Şimdi sizi küçük bir hayal kurmaya davet ediyorum. Bir an düşününüz! Kaldırımda, eşinizle birlikte vitrinleri seyrederek yavaş adımlarla yürüyorsunuz. Her şeyden habersiz, kendi Dünya'nızda alışverişle ilgili düşüncelerinizi aklınıza getirip, vereceğiniz kararı ve cüzdanınızdaki nakit TL.'nin miktarını, hesaplıyorsunuz. Bu arada önünüzdeki orta yaş gurubundan çift'te, aynen sizin gibi vitrinlere bakarak, bir seçim yapmaya çalışırken, bayanın bir an'da "Ayyy!.." çığlığı ile yere yığıldığı, bu arada, bıçağı eşinin bacağına saplayıp kaçan adamın peşine düştüğünü, kaldırımdaki insan kalabalığının bazıları sağa sola dağılarak, bazılarının da yardım amaçlı çabalarını izliyorsunuz. Ama bu arada süratle olay mahallinden uzaklaşmak üzere, biraz ötede taksi çevirmeye çalışıyorsunuz. Korku dağları sarmış bu nedenle haklı bir telaş içindesiniz! Kısa süre sonra, polis ve ambulans, olay yerine geliyor ve yaralı hanımı, hastaneye götürüyor. Polis ve ambulans gelmeden önce yaralı kadına, birkaç kişi, kanı durdurmak için tampon yapmaya çalışıyor. İşte o evrede polis ve ambulansın beklenmesinden başka, yapılabilecek hiçbir şeyin olmadığı ortaya çıkıyor!

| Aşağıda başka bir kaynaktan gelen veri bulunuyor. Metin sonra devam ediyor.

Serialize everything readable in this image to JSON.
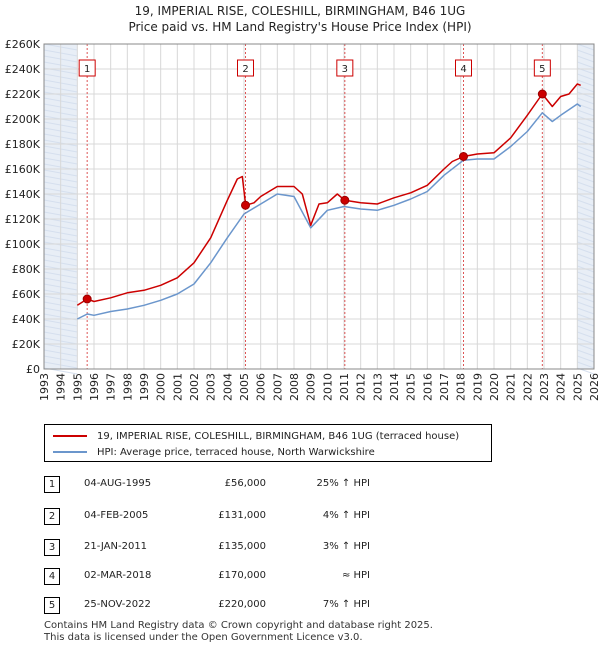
{
  "title_line1": "19, IMPERIAL RISE, COLESHILL, BIRMINGHAM, B46 1UG",
  "title_line2": "Price paid vs. HM Land Registry's House Price Index (HPI)",
  "legend": {
    "property": "19, IMPERIAL RISE, COLESHILL, BIRMINGHAM, B46 1UG (terraced house)",
    "hpi": "HPI: Average price, terraced house, North Warwickshire"
  },
  "colors": {
    "property": "#cc0000",
    "hpi": "#6b96cc",
    "grid": "#d8d8d8",
    "shade": "#e8eef6"
  },
  "transactions": [
    {
      "num": "1",
      "date": "04-AUG-1995",
      "price": "£56,000",
      "hpi": "25% ↑ HPI"
    },
    {
      "num": "2",
      "date": "04-FEB-2005",
      "price": "£131,000",
      "hpi": "4% ↑ HPI"
    },
    {
      "num": "3",
      "date": "21-JAN-2011",
      "price": "£135,000",
      "hpi": "3% ↑ HPI"
    },
    {
      "num": "4",
      "date": "02-MAR-2018",
      "price": "£170,000",
      "hpi": "≈ HPI"
    },
    {
      "num": "5",
      "date": "25-NOV-2022",
      "price": "£220,000",
      "hpi": "7% ↑ HPI"
    }
  ],
  "footer_line1": "Contains HM Land Registry data © Crown copyright and database right 2025.",
  "footer_line2": "This data is licensed under the Open Government Licence v3.0.",
  "chart_data": {
    "type": "line",
    "xlim": [
      1993,
      2026
    ],
    "ylim": [
      0,
      260000
    ],
    "x_ticks": [
      1993,
      1994,
      1995,
      1996,
      1997,
      1998,
      1999,
      2000,
      2001,
      2002,
      2003,
      2004,
      2005,
      2006,
      2007,
      2008,
      2009,
      2010,
      2011,
      2012,
      2013,
      2014,
      2015,
      2016,
      2017,
      2018,
      2019,
      2020,
      2021,
      2022,
      2023,
      2024,
      2025,
      2026
    ],
    "y_ticks": [
      0,
      20000,
      40000,
      60000,
      80000,
      100000,
      120000,
      140000,
      160000,
      180000,
      200000,
      220000,
      240000,
      260000
    ],
    "y_tick_labels": [
      "£0",
      "£20K",
      "£40K",
      "£60K",
      "£80K",
      "£100K",
      "£120K",
      "£140K",
      "£160K",
      "£180K",
      "£200K",
      "£220K",
      "£240K",
      "£260K"
    ],
    "shaded_before": 1995.0,
    "shaded_after": 2025.0,
    "series": [
      {
        "name": "19, IMPERIAL RISE, COLESHILL, BIRMINGHAM, B46 1UG (terraced house)",
        "color": "#cc0000",
        "points": [
          [
            1995.0,
            51000
          ],
          [
            1995.6,
            56000
          ],
          [
            1996.0,
            54000
          ],
          [
            1997.0,
            57000
          ],
          [
            1998.0,
            61000
          ],
          [
            1999.0,
            63000
          ],
          [
            2000.0,
            67000
          ],
          [
            2001.0,
            73000
          ],
          [
            2002.0,
            85000
          ],
          [
            2003.0,
            105000
          ],
          [
            2004.0,
            135000
          ],
          [
            2004.6,
            152000
          ],
          [
            2004.9,
            154000
          ],
          [
            2005.1,
            131000
          ],
          [
            2005.6,
            133000
          ],
          [
            2006.0,
            138000
          ],
          [
            2007.0,
            146000
          ],
          [
            2008.0,
            146000
          ],
          [
            2008.5,
            140000
          ],
          [
            2009.0,
            115000
          ],
          [
            2009.5,
            132000
          ],
          [
            2010.0,
            133000
          ],
          [
            2010.6,
            140000
          ],
          [
            2011.05,
            135000
          ],
          [
            2012.0,
            133000
          ],
          [
            2013.0,
            132000
          ],
          [
            2014.0,
            137000
          ],
          [
            2015.0,
            141000
          ],
          [
            2016.0,
            147000
          ],
          [
            2017.0,
            160000
          ],
          [
            2017.5,
            166000
          ],
          [
            2018.17,
            170000
          ],
          [
            2019.0,
            172000
          ],
          [
            2020.0,
            173000
          ],
          [
            2021.0,
            185000
          ],
          [
            2022.0,
            203000
          ],
          [
            2022.9,
            220000
          ],
          [
            2023.5,
            210000
          ],
          [
            2024.0,
            218000
          ],
          [
            2024.5,
            220000
          ],
          [
            2025.0,
            228000
          ],
          [
            2025.2,
            227000
          ]
        ]
      },
      {
        "name": "HPI: Average price, terraced house, North Warwickshire",
        "color": "#6b96cc",
        "points": [
          [
            1995.0,
            40000
          ],
          [
            1995.6,
            44000
          ],
          [
            1996.0,
            43000
          ],
          [
            1997.0,
            46000
          ],
          [
            1998.0,
            48000
          ],
          [
            1999.0,
            51000
          ],
          [
            2000.0,
            55000
          ],
          [
            2001.0,
            60000
          ],
          [
            2002.0,
            68000
          ],
          [
            2003.0,
            85000
          ],
          [
            2004.0,
            105000
          ],
          [
            2005.0,
            124000
          ],
          [
            2006.0,
            132000
          ],
          [
            2007.0,
            140000
          ],
          [
            2008.0,
            138000
          ],
          [
            2009.0,
            113000
          ],
          [
            2010.0,
            127000
          ],
          [
            2011.0,
            130000
          ],
          [
            2012.0,
            128000
          ],
          [
            2013.0,
            127000
          ],
          [
            2014.0,
            131000
          ],
          [
            2015.0,
            136000
          ],
          [
            2016.0,
            142000
          ],
          [
            2017.0,
            155000
          ],
          [
            2018.17,
            167000
          ],
          [
            2019.0,
            168000
          ],
          [
            2020.0,
            168000
          ],
          [
            2021.0,
            178000
          ],
          [
            2022.0,
            190000
          ],
          [
            2022.9,
            205000
          ],
          [
            2023.5,
            198000
          ],
          [
            2024.0,
            203000
          ],
          [
            2025.0,
            212000
          ],
          [
            2025.2,
            210000
          ]
        ]
      }
    ],
    "sales": [
      {
        "label": "1",
        "x": 1995.59,
        "y": 56000
      },
      {
        "label": "2",
        "x": 2005.09,
        "y": 131000
      },
      {
        "label": "3",
        "x": 2011.05,
        "y": 135000
      },
      {
        "label": "4",
        "x": 2018.17,
        "y": 170000
      },
      {
        "label": "5",
        "x": 2022.9,
        "y": 220000
      }
    ]
  }
}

TANRIM AİLEMİ VE ANAMI BABAMI ŞER'DEN KORU
Dolayısı ile Tanrı'ya; tehlikeli kişilerden, kötü olaylardan, bedenimizin ölümcül noktalarına isabet ettirilecek, kesici alet darbeleri ve ateşli silah mermisinden, aile bütünlüğümüzü koruması dileğini yakararak iletiyorsunuz. Moral olarak bir nebze rahatlıyor kendinize geliyorsunuz. Bu arada hızlı adımlarla yürürken, aklınıza "ya!.." diye başlayan kötü sonuç tahminlerini getiriyor, bu vesileyle; sağlıklı, dikkatli, özenli ve kurallara saygılı yaşamın önemini daha iyi kavrıyorsunuz.
OOOH BE, ELİNE SAĞLIK SAYIN BAKAN!
Bu paragrafta, İçişleri Sayın Bakanını, tebrik ederek alkışlıyorum. Çünkü devlet terbiyesi almış bir İçişleri bürokratı, koltuğuna oturduğu bakanlığın sorumluluklarını, ekranlarda da görüldüğü gibi baskın atma yöntemi ile işte öyle yönetir. Sabahın ezan vakti sokakları şer'den işte öyle temizler, yurttaşımızı huzura kavuşturacak yasaları öyle uygular ve gecelerin sessizliğini, huzurunu bozanları bulundukları yerden öyle alır. Güvenli yaşama ve huzura kavuşan milyonlarca yurttaş, sonuç itibariyle asayiş uygulamaları için: "Oooh be! Eline sağlık, Sayın Bakan!" deyip, mutluluk ve sevinçle tebessüm eder.